P. hatte sich nach dem Tode seines Neffen zum Beistande seiner Schwester nach Bückeburg begeben. Für sich selbst machte er anfangs keine Ansprüche, wenigstens nicht auf Land und Leute, betrachtete vielmehr seinen Bruder Otto als künftigen Regenten. Er würde holländische Kriegsdienste vorgezogen haben und verweilte deswegen lange Zeit im Haag. Als aber Elisabeth nicht Otto sondern ihm Alles was sie vom schaumburgischen Gebiete besaß und noch ferner zu erwerben hoffte, testamentarisch zuwandte (3. Juli 1643), begab sich P. selbst mit einem Rechtsgelehrten der Universität Rinteln nach Stockholm an den Hof der Königin Christine. Er scheint deren Gunst gewonnen zu haben, denn er erwirkte einen Befehl an die schwedische Regierung zu Minden (7. October), die Gräfin Elisabeth im Besitze der mindenschen Lehngüter zu belassen. Wie Elisabeth wünschten auch die schaumburgischen Landstände den Grafen P. zum Regenten und huldigten ihm. Jetzt war der Moment günstig, auch die hessischen Lehen, über welche man schon lange mit der Landgräfin in Verhandlungen stand, zu erwerben, denn Hessen wollte die drei Aemter nur demjenigen lippischen Blutsverwandten überlassen, welcher auch das übrige Gebiet innehatte und dasselbe dem hessischen Lehensverbande unterwarf. Bei einem Besuche des Grafen am Hofe zu Kassel fand er die Landgräfin willig, mußte sich aber verpflichten, eine hessische Prinzessin, die Tochter des verstorbenen Landgrafen Moritz, Sophie (29 Jahre alt) zu heirathen und erhielt gleich darauf die hessische Belehnung (25. Octbr. 1644).

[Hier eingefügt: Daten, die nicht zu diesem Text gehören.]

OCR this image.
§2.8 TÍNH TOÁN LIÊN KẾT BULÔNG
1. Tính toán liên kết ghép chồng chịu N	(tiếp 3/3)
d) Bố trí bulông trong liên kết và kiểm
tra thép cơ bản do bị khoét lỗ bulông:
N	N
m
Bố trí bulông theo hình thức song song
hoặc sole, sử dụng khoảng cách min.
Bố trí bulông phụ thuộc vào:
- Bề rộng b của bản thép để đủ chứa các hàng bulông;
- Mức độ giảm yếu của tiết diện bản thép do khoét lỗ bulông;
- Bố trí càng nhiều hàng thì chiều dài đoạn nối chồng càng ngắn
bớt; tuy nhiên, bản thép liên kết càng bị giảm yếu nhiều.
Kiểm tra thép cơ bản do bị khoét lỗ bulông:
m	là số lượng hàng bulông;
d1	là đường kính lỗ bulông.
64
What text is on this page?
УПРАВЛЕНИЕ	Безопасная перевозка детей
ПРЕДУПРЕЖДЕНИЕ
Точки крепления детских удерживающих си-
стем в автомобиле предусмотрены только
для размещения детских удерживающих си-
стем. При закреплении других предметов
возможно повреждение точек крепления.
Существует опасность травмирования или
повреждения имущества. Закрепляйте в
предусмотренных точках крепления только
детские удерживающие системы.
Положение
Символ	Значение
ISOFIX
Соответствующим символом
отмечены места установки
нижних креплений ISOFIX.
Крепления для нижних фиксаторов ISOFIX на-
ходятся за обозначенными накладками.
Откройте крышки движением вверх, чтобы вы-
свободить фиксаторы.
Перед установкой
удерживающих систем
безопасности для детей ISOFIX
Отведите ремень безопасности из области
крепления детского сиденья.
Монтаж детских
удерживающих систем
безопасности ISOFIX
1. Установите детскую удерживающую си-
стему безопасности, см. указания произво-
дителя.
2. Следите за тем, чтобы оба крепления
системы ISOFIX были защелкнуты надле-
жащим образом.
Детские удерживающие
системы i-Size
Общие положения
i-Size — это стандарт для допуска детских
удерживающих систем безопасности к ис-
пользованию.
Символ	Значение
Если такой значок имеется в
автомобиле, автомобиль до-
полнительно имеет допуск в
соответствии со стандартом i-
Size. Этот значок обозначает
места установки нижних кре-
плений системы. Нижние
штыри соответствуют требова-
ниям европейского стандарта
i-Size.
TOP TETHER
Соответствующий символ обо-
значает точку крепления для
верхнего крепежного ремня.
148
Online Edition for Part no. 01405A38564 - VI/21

Allein es traten neue Schwierigkeiten ein. Der Reichshofrath, an welchen der Streit der schaumburgischen Wittwe gegen das Domcapitcl zu Minden übergegangen war, entschied zu Gunsten des letzteren (18. Decbr. 1645), und als das Urtheil eben vollzogen werden sollte starb Elisabeth am 19. Juni 1646. Die schwedische Regierung glaubte sich nun berechtigt, die mindenschen Lehensämter, um welche sich Torstensohn und der Pfalzgraf Karl Gustav eifrig bewarben, einzuziehen, und infolge davon wurde zugleich die hessische Belehnung wieder gefährdet. Auch andere Prätendenten, wie Graf Otto zur Lippe und die Regierung zu Detmold, machten Ansprüche an den Nachlaß der Verstorbenen und suchten sich desselben zu bemächtigen. In dieser Lage schien die Sache für den Grafen P. verloren. Es trat indeß wiederum eine günstige Wendung ein, sofern die Königin Christine ihn vorläufig im Besitze beließ, und die Landgräfin beschloß, den schaumburger Erbfall an den Friedenscongreß in Münster und Osnabrück zu bringen. Sie verlangte die streitigen Gebietstheile als Entschädigung für die von Hessen im Bunde mit Schweden aufgewandten Kriegskosten und setzte diesen Anspruch unter Berufung auf eine Zusage Gustav Adolfs mit Hülfe von Schweden und Frankreich gegen den Einspruch des kaiserlichen Gesandten durch. [10] Unter Vermittelung Oxenstierna’s kam nun zu Münster (19. Juli 1647) ein weitläuftiger Vertrag mit dem Grafen P. zu Stande, nach welchem die ganze Grafschaft Schaumburg zwischen ihm und Hessen getheilt, und sein Antheil dem hessischen Lehensverbande unterworfen wurde. Durch weitere Verträge zu Kassel wurde der Plan dahin ausgeführt, daß P. die Aemter zu Bückeburg, Stadthagen, Hagenburg, Arnsburg und einen Theil von Sachsenhagen bekam, und schließlich die ganze Vertheilung der schaumburger Stammlande zwischen dem lippischen Grafen, Hessen und Braunschweig durch den westfälischen Frieden besiegelt. Seitdem nannte P. seinen Antheil an dem Gebiete „Schaumburg-Lippe“, zum Unterschiede gegen das hessische Schaumburg.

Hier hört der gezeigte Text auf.